La mujer asintió con la cabeza, como si hubiera comprendido. Pero luego se agachó un poco hacia el hombre y dijo:
–Véngase conmigo.
El hombre dijo otra vez:
–Lo siento.
Pero ella repitió:
–Véngase conmigo.
Era algo extraño. El hombre cerró el periódico y se bajó del taburete. Se quitó las gafas. Las metió en una funda de paño gris. Luego, con mucho cuidado, se puso a cerrar el quiosco. Hacía un movimiento tras otro, muy lentamente, en silencio, como si fuera una tarde cualquiera. La mujer esperaba de pie, tranquila, como si el asunto no le concerniera. De vez en cuando, alguien pasaba por allí y se giraba para mirarla. Porque parecía estar sola, y era hermosa. Porque ya no era joven, y parecía estar sola. El hombre apagó la luz. Bajó la pequeña puerta metálica y la fijó al suelo con un candado. Se había puesto un sobretodo ligero, que le caía un poco en los hombros. Se acercó a la mujer.
–Ya estoy.
La mujer le sonrió.
–¿Sabe adónde podríamos ir?
–Por aquí. Hay un café donde podemos estar tranquilos.
Entraron en el local, encontraron una mesa, en una esquina, y se sentaron el uno frente a la otra. Pidieron dos vasos de vino. La mujer le preguntó al camarero si tenían cigarrillos. De manera que se pusieron a fumar. Luego hablaron sobre cualquier cosa, y sobre aquellos a los que les tocaba la lotería. El hombre dijo que, generalmente, no conseguían mantenerlo en secreto, y lo más divertido era que la primera persona a la que se lo decían era siempre un niño. Probablemente, había una moraleja en todo aquello, pero él no había conseguido nunca comprender cuál era. La mujer dijo algo sobre las historias que tienen una moraleja y las que no la tienen. Estuvieron un rato así, hablando. Luego, él dijo que sabía quién era ella, y a qué había venido.
La mujer no dijo nada. Se quedó esperando.
Entonces el hombre prosiguió.
–Hace muchos años, usted vio a tres hombres asesinar a su padre, a sangre fría. Yo soy el único, de esos tres, que sigue vivo.

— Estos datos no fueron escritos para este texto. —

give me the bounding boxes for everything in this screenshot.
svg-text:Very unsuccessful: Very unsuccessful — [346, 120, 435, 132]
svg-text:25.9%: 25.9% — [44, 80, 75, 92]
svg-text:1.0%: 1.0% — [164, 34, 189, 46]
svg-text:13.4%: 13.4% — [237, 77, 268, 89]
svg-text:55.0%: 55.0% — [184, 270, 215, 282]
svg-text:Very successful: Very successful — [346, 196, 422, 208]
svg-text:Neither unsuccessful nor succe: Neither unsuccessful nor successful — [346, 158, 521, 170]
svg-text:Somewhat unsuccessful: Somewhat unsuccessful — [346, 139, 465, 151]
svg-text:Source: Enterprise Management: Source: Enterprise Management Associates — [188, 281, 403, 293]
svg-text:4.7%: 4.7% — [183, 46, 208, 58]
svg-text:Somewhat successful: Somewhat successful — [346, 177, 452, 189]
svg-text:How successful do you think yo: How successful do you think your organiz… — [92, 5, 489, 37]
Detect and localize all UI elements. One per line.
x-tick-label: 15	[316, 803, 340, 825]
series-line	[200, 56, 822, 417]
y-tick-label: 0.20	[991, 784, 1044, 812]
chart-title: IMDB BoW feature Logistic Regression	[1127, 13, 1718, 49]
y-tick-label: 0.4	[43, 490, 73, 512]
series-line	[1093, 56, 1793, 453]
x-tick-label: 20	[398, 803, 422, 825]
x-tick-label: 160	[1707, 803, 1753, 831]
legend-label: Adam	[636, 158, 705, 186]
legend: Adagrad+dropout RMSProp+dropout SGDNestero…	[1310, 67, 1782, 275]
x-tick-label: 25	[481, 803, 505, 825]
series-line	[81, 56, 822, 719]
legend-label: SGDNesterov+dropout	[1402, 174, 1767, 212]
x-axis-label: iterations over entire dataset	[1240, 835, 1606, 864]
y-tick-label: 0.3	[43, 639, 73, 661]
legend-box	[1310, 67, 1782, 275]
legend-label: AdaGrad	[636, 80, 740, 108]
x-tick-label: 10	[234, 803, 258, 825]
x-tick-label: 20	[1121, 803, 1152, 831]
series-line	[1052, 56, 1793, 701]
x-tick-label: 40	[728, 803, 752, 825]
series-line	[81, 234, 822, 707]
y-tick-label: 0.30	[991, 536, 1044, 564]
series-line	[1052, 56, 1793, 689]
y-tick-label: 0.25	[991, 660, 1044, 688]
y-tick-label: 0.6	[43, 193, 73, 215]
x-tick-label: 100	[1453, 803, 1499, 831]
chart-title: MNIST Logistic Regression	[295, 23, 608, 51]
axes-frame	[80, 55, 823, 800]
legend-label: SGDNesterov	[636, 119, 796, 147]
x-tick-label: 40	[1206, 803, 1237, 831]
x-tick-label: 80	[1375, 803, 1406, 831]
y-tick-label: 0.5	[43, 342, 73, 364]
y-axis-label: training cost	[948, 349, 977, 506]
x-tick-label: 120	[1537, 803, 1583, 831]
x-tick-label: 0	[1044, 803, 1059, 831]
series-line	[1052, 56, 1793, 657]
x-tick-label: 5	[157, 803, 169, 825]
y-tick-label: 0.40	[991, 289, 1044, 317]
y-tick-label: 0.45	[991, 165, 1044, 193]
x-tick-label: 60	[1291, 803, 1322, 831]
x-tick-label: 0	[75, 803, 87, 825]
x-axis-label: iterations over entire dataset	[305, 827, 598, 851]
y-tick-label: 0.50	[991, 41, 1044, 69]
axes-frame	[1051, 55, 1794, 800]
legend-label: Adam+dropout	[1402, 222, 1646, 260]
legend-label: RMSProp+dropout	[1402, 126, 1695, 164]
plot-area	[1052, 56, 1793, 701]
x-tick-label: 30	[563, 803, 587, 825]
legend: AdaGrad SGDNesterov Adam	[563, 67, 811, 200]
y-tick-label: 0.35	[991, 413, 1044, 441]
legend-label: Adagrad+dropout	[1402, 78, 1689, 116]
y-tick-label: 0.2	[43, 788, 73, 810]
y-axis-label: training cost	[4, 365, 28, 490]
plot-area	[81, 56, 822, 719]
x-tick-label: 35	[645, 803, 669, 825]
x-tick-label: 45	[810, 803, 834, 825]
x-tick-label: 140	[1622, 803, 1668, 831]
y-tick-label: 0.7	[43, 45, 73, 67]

La mujer lo miraba, atentamente. Pero no podía saberse lo que estaba pensando.
–Usted ha venido hasta aquí para buscarme.
Hablaba tranquilo. No estaba nervioso, nada.
–Y ahora ya me ha encontrado.
Luego se quedaron un rato en silencio, porque él ya no tenía nada más que decir, y ella no decía nada.
–Cuando era niña, mi nombre era Nina. Pero todo terminó aquel día. Ya nadie ha vuelto a llamarme con ese nombre.
–...
–Me gustaba: Nina.
–...
–Ahora tengo muchos nombres. Es distinto.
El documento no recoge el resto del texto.